Certainly, you strive to convert the services and products you provide to your customers and clients into the financial rewards they should command. In a sense, money—more precisely the amount of money—is how you keep score, right? But like all games (business, in many respects, is a game), many of you get great pleasure calling the plays in the huddle or stepping up to the plate facing a three-and-two count with bases loaded and two outs.

It gratifies you to test your mettle on the field of business, compete against other businesses you respect, come up with creative solutions to daunting challenges and score enough wins to keep playing the game. You are smart enough to know that if you put in the hours, learn about and apply proven business principles and take a calculated risk or two you have the opportunity to “play” the game at the next higher level. That’s what this industry offers you.
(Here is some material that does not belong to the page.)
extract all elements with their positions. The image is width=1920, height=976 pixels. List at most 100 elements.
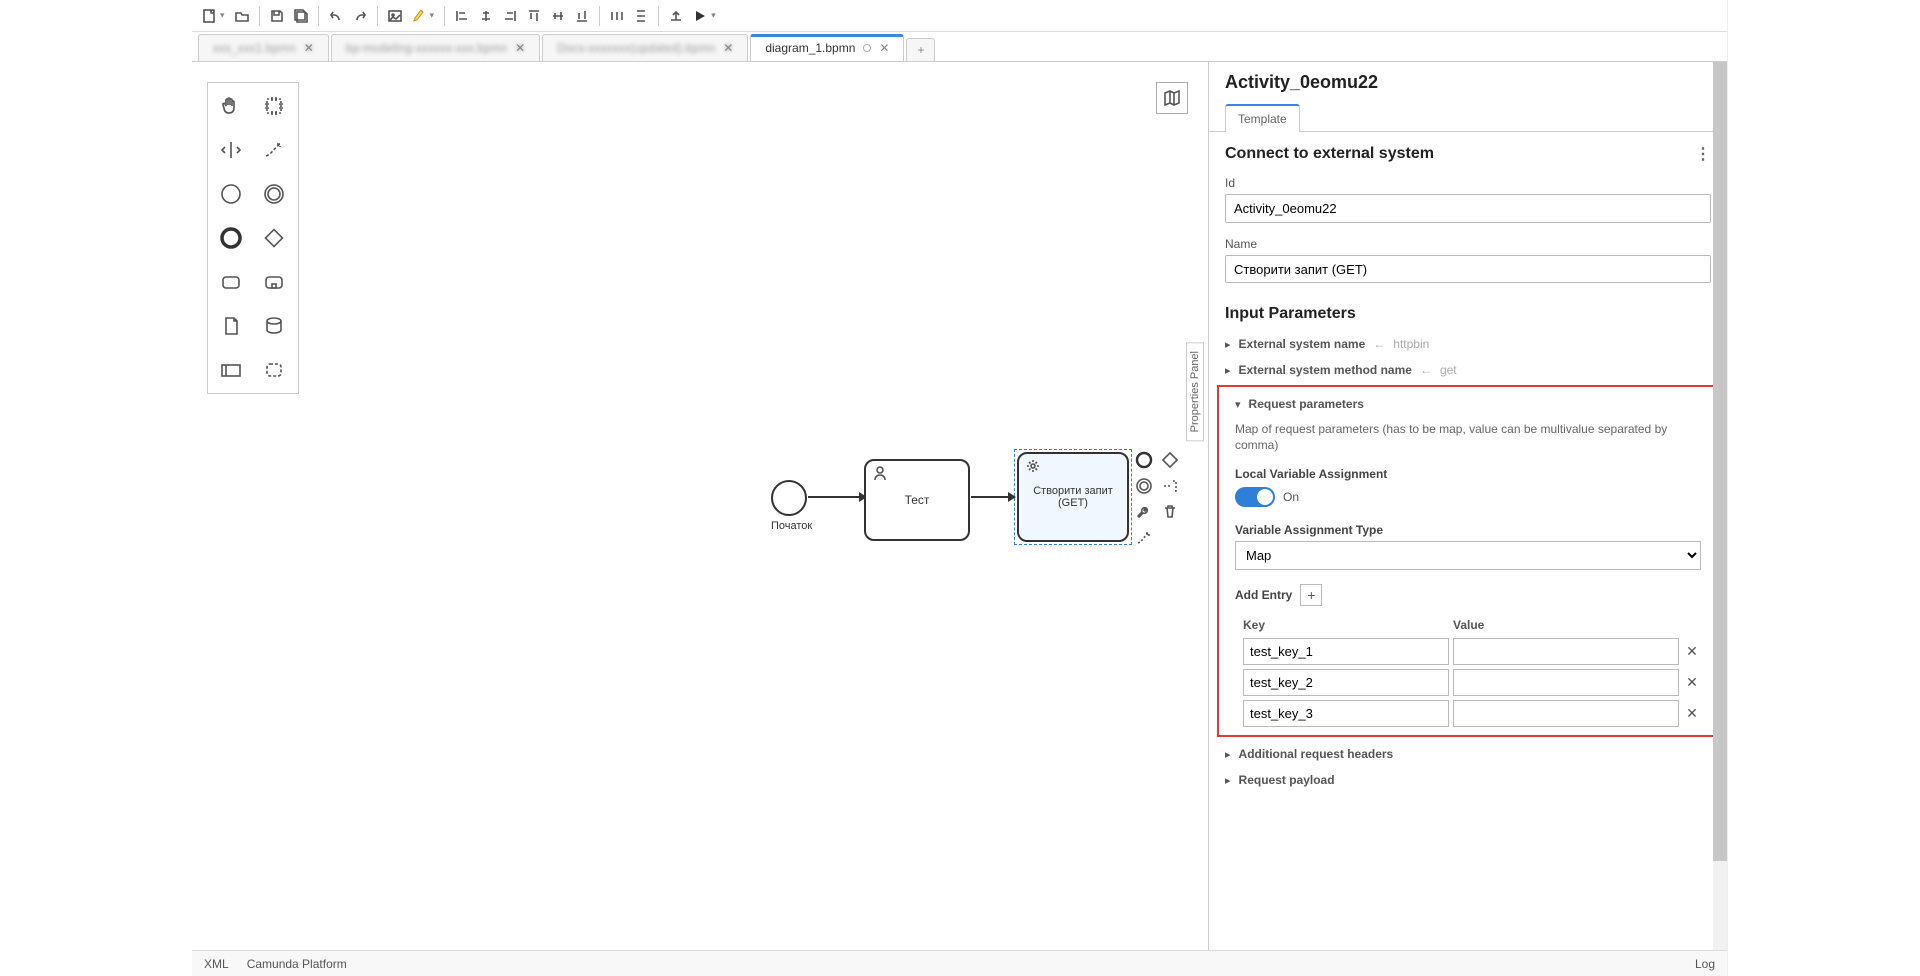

So, you can see that money, as vital as it is to you and your business, is mostly a measurement of success, but hardly the only measurement—a point that my longtime friend and Turf columnist Steve Rak touched upon in the June 2015 issue of Turf. His “How do You Deal with Stress” column drew a flood of positive responses from you, our readers. Money is great, but can we put a price on wellbeing?

Here’s one final thought. Norwegian poet Arne Garborg said: “With money you can buy food, but not appetite; medicine, but not health; soft beds, but not sleep; knowledge, but not wisdom; glitter, but not beauty; splendor, but not warmth; fun, but not joy; acquaintances, but not friends; servants, but not faithfulness.”